The challenge at this stage is restraint. Over-engineering governance too early can stall momentum. The goal is not control, it is coherence.
Gaining confidence: integrating and scaling
Integrating marks a critical shift. AI stops being a side activity and becomes part of how strategy is executed. Use cases are linked to objectives. Outcomes matter more than outputs. Leaders begin asking how AI improves decision quality, cycle time, accuracy, or insight.
At this stage, performance measures become important. Not to track technology usage, but to understand impact. AI starts to influence planning cycles, reporting rhythms, and management conversations. Ownership becomes clearer, and trust increases.
The most mature organisations move into Scaling. Here, AI is no longer novel. It is dependable, and teams know when and how to use it. Governance exists but is largely invisible. It supports speed rather than restricting it. Value is consistent, not occasional.
This view aligns with research from MIT Sloan Management Review, which repeatedly shows that competitive advantage comes not from adopting AI tools quickly, but from embedding AI into organisational processes, leadership routines, and decision-making over time.
A quick self-assessment
You do not need a workshop or a maturity audit to understand where you are. A few honest reflections are often enough.
Consider where AI currently helps with decisions rather than just tasks. Notice where results are reliable and where they vary widely. Ask who is accountable for outcomes created with AI support, not just for the tools themselves. Reflect on whether AI use feels confident or cautious.
Most organisations will recognise themselves across multiple stages. That is expected. The value of this exercise is not classification, it is focus. When leaders agree on where maturity is strongest and weakest, conversations about next steps become far more productive.
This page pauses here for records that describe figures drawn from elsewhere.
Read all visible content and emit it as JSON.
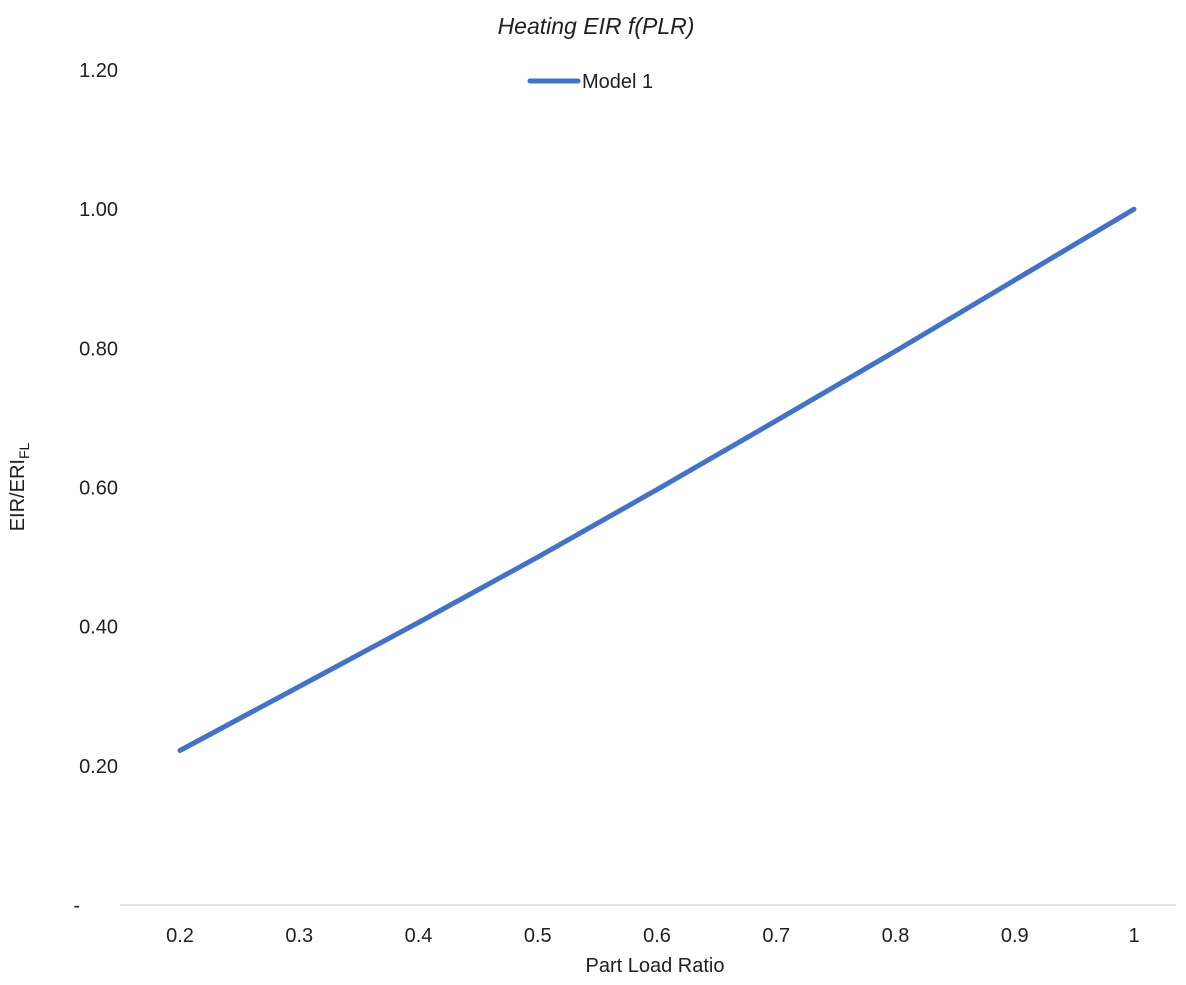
{
  "chart_data": {
    "type": "line",
    "title": "Heating EIR f(PLR)",
    "xlabel": "Part Load Ratio",
    "ylabel": "EIR/ERI",
    "ylabel_subscript": "FL",
    "x_tick_labels": [
      "0.2",
      "0.3",
      "0.4",
      "0.5",
      "0.6",
      "0.7",
      "0.8",
      "0.9",
      "1"
    ],
    "y_tick_labels": [
      "-",
      "0.20",
      "0.40",
      "0.60",
      "0.80",
      "1.00",
      "1.20"
    ],
    "xlim": [
      0.2,
      1.0
    ],
    "ylim": [
      0,
      1.2
    ],
    "grid": false,
    "legend": "top-center",
    "series": [
      {
        "name": "Model 1",
        "color": "#4472c4",
        "x": [
          0.2,
          0.3,
          0.4,
          0.5,
          0.6,
          0.7,
          0.8,
          0.9,
          1.0
        ],
        "y": [
          0.222,
          0.314,
          0.406,
          0.5,
          0.597,
          0.696,
          0.796,
          0.898,
          1.0
        ]
      }
    ]
  }
}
Importantly, this is not about accelerating for its own sake. Each stage has value when matched to organisational readiness. Skipping stages rarely works as maturity compounds; it does not leap.
Choosing the right next step
The most effective AI strategies focus on the next sensible move, not the end state. For organisations in Exploring, that step is often a light structure. Shared principles, a small set of approved tools, and clear guidance on acceptable use.
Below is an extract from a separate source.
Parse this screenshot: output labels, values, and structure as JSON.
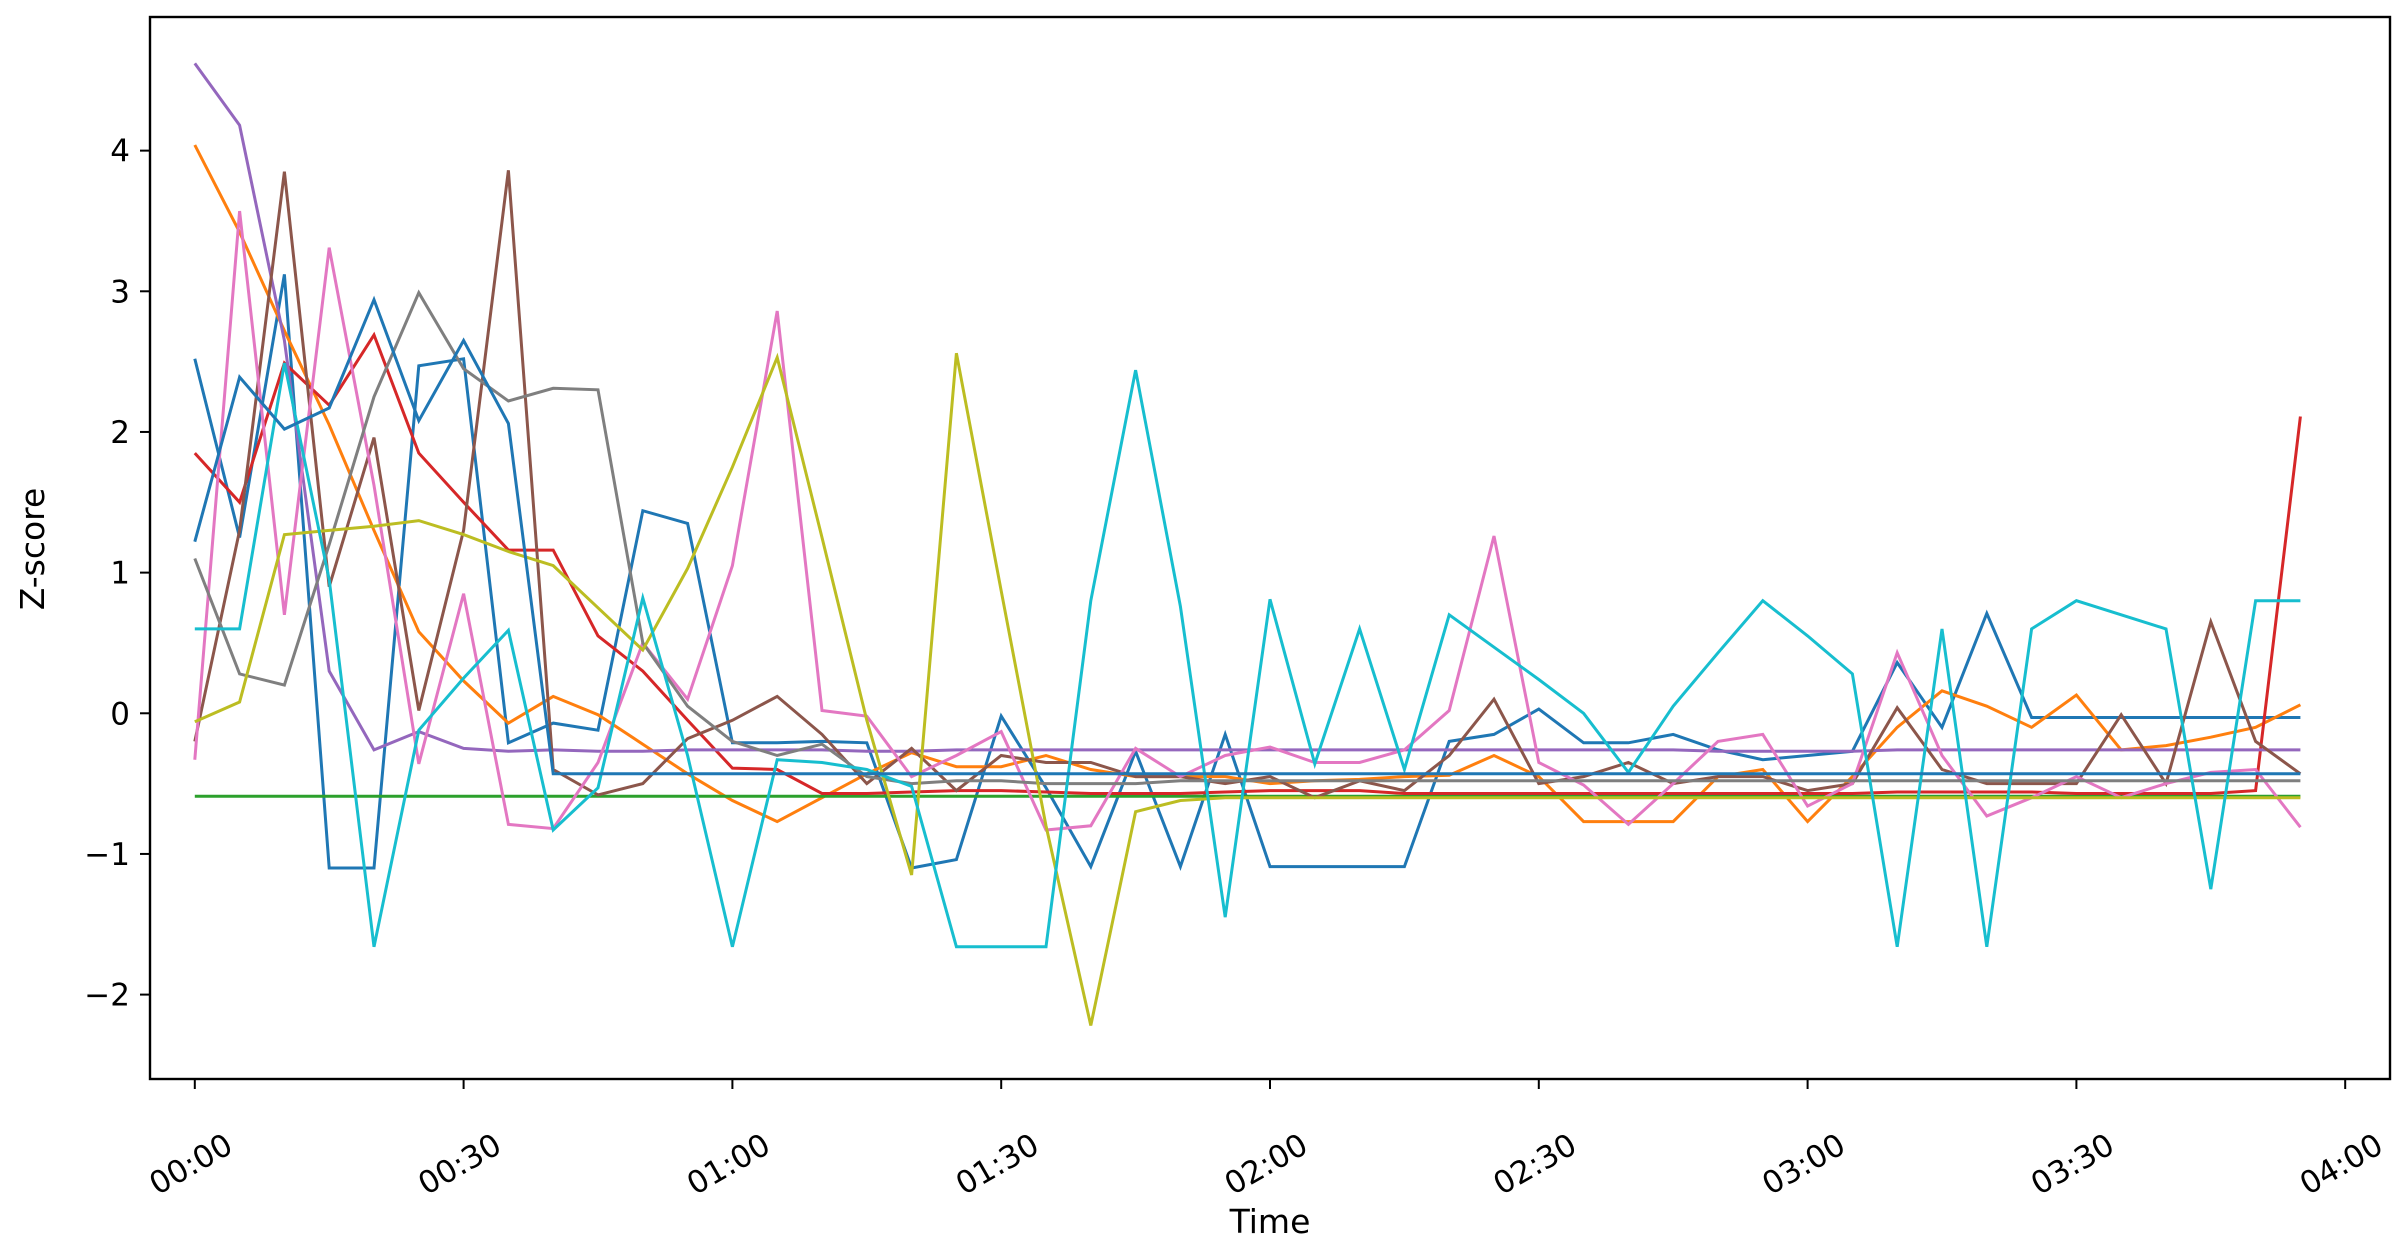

For those Organising, the next move is connection. Linking AI use to objectives, priorities, and performance measures, and making value visible rather than assumed.
For organisations already Integrating, progress comes from consistency and visibility. Ensuring insights are shared, outcomes are tracked, and confidence spreads beyond early adopters.
At Scaling, attention shifts to refinement. Improving quality, deepening trust, and continuously learning where AI adds the most strategic value.
Across every stage, the role of leadership remains the same. Provide clarity, reduce friction, and enable better decisions. AI maturity is not a technology challenge; it is a strategy execution challenge.
When leaders understand where they are on the curve, they stop chasing headlines and start building capability that fits their organisation. That is when AI becomes less noisy, more useful, and genuinely supportive of long-term performance.